人群里走出一个小胡子青年说,老师傅有功夫,我是啥单位,晓得吧。
师父说,上海体育造反司令部,上体司。
小胡子说,一点不错,不要动气,我今朝,是想看看老师傅的石担真功夫。
师父说,随便到我地盘,掼我家生,啥意思。
小胡子说,对不起,我可以赔。
小胡子低声讲了一句,有人跳到汽艇里。
小胡子说,老师傅,请。
师父说,我吃了老酒,弄不动了,建国,过来弄弄看。
建国朝手心吐一口馋唾,轻举了石担,放于肩胛,头一低,一转,石担围绕头颈周围,逐渐转动起来,肩胛前倾后仰,石担转得可快可慢,有人叫好。

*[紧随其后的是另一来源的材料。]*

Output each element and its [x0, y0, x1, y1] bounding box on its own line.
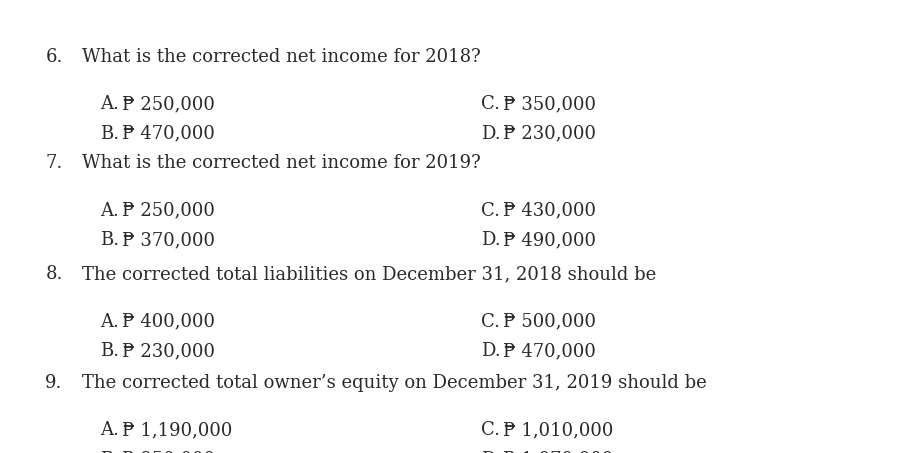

建国身体一矮,躬身低腰,石担由肩胛,慢慢滑到腰眼,然后自动回到头颈骨,肩膀一转,双手一接,石担轻轻落地。
接下来,单手抓牢一只大石锁,三抛三接,第四抛,大石锁腾空,建国头一偏,人一坐,大石锁稳当停到肩胛上,一动不动。
几个人拍手,叫一声好,建国微微欠身,大石锁落下来,随手一接,握紧锁柄,顺势摆到地上。
小胡子说,老师傅,不打不相识,交个朋友。
师父不响,有人从汽艇里,拿来两副拉簧。
小胡子递到师父手里说,不好意思,请到司令部三分部来坐坐,讲一讲拳经,我此地有汽艇,上去开一圈。
师父抱拳笑说,我是粗人,不会游水,落到苏州河里,定归淹煞,不客气,再讲再讲。